I’ve tried your suggestion. It does not work reliably and there are memory access artifacts.
First the code:
input thread:
cudaStream_t m_stream;
cudaEvent_t m_streamEvent;
cudaStreamCreateWithFlags(&m_stream, cudaStreamNonBlocking);
cudaEventCreate(&m_streamEvent);
int bytesPerPixel = 2;
int bytes = width * height * bytesPerPixel;
while(!stop)
{
// Read from file to m_imageData
// Next buufer is pinned memory allocated with af::pinned
nextBuffer = getWriteBuffer();
cudaMemcpyAsync(nextBuffer, m_imageData.data() + m_imageOffset, bytes, cudaMemcpyHostToDevice, m_stream);
cudaEventRecord(m_streamEvent, m_stream);
cudaStreamWaitEvent(m_stream, m_streamEvent, 0);
m_imageOffset = (m_imageOffset + bytes) % m_imageData.size();
}
Processor thread:
tile x frames (batch) from ring buffer and push the result to a queue
Output thread:
cudaStream_t m_stream;
cudaEvent_t m_streamEvent;
cudaStreamCreateWithFlags(&m_stream, cudaStreamNonBlocking);
cudaEventCreate(&m_streamEvent);
int rgbaBufferSize = width * 4;
auto m_rgbaPinnedBuffer = af::pinned<quint8>(rgbaBufferSize);
while(!stop)
{
rgba = m_queue.dequeue();
rgbaAfBuffer = rgba.device<quint8>();
cudaMemcpyAsync(m_rgbaPinnedBuffer, rgbaAfBuffer, rgbaBufferSize, cudaMemcpyDeviceToHost, m_stream);
cudaEventRecord(m_streamEvent, m_stream);
cudaStreamWaitEvent(m_stream, m_streamEvent, 0);
rgba.unlock();
// Do something with m_rgbaPinnedBuffer
}
When launched with NVidia's profiler, I can see the AF stream, I can see the output thread stream with memcpy outs. I cannot see the input thread stream with memcpy in. I don't know why, although the stream and event creation are reported successful.

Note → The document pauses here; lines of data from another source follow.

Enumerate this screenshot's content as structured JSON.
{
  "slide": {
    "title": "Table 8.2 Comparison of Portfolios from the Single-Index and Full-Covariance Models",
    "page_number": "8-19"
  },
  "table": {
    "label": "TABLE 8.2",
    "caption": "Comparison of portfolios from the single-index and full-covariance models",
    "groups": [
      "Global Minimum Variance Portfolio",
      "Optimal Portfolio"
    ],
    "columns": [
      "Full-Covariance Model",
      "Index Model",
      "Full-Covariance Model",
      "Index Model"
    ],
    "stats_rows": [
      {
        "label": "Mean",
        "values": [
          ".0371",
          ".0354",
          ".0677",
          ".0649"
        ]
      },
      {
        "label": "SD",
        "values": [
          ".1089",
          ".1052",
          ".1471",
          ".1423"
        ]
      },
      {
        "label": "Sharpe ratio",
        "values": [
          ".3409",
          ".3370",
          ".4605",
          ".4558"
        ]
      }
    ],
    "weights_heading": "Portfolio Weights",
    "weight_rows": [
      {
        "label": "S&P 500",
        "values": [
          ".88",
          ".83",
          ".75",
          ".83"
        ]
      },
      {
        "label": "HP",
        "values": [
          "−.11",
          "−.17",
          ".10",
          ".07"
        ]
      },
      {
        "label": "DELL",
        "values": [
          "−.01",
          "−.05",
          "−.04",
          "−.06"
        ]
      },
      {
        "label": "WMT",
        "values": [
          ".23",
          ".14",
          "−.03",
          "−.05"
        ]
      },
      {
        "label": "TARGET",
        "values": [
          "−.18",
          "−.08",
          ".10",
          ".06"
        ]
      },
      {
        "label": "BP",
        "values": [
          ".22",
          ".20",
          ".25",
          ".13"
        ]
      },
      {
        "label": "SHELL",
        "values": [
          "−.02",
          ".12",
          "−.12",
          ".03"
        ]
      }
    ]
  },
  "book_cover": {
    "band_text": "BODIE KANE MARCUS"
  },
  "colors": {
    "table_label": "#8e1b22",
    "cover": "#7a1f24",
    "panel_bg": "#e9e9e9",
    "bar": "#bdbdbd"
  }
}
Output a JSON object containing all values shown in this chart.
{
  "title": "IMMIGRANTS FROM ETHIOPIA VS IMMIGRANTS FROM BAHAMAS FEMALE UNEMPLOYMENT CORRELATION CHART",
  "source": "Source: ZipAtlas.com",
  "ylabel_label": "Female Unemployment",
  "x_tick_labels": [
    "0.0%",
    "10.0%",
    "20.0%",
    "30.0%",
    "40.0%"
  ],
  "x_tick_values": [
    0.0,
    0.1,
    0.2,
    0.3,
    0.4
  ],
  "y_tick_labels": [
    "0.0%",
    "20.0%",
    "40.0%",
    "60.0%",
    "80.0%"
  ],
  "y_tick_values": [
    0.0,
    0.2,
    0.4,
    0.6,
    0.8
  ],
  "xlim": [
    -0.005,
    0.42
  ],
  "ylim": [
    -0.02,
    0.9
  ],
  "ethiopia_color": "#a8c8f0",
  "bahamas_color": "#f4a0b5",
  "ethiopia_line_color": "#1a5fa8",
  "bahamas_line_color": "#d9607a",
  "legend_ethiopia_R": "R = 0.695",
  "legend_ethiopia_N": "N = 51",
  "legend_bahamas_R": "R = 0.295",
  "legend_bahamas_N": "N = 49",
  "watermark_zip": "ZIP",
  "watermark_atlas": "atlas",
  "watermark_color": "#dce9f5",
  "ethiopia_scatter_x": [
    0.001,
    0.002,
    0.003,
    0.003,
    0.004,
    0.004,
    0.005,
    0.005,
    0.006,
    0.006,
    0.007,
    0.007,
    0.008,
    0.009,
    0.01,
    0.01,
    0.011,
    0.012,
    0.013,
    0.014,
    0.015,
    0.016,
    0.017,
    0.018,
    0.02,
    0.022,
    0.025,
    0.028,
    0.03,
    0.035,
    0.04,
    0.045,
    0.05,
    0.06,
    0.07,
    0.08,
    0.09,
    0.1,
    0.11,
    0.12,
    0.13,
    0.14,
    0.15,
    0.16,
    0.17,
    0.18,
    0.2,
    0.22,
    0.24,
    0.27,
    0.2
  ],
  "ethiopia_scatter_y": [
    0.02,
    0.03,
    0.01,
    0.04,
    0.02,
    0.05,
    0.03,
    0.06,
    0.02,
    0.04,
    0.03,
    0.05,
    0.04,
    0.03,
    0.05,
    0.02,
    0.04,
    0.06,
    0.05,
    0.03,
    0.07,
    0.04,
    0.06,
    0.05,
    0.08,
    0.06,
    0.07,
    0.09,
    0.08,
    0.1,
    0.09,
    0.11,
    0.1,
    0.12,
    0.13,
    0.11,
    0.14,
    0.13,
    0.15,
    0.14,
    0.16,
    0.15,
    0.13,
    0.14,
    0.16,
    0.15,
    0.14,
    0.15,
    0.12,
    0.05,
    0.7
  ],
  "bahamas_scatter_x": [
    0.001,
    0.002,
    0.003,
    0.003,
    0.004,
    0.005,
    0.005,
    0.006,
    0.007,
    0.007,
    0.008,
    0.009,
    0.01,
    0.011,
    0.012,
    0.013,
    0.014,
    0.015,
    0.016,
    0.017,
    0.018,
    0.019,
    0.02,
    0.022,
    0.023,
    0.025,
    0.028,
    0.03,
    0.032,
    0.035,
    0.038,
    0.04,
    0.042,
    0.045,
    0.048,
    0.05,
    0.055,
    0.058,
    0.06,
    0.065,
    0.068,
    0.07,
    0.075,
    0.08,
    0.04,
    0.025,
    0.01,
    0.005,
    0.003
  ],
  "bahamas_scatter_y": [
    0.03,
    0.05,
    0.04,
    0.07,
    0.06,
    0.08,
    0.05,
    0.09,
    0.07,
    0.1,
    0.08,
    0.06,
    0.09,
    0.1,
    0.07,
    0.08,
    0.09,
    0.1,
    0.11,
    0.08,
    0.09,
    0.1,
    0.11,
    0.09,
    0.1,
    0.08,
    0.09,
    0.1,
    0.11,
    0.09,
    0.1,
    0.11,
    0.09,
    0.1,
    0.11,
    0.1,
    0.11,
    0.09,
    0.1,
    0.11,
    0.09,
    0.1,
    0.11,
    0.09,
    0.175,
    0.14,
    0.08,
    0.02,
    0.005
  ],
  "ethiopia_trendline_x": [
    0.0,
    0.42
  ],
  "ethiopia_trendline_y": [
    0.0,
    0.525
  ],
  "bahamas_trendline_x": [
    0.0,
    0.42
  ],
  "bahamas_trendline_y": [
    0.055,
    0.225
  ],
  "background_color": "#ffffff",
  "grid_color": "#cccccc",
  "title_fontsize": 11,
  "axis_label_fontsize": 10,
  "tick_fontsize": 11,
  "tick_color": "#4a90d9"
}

When using af::host, there's is no memory access issue, and I can see the cudaMemcpyAsync happening in the default stream. The ouput RGBA looks like this

When using cudaMemcpyAsync I can see the cudaMemcpyAsync in the stream timeline but sometimes memory is repeated. It happens more when I increase the batch size or move other application windows fast stealing GPU time. See the output RGBA

Have you bumped into this kind of issue?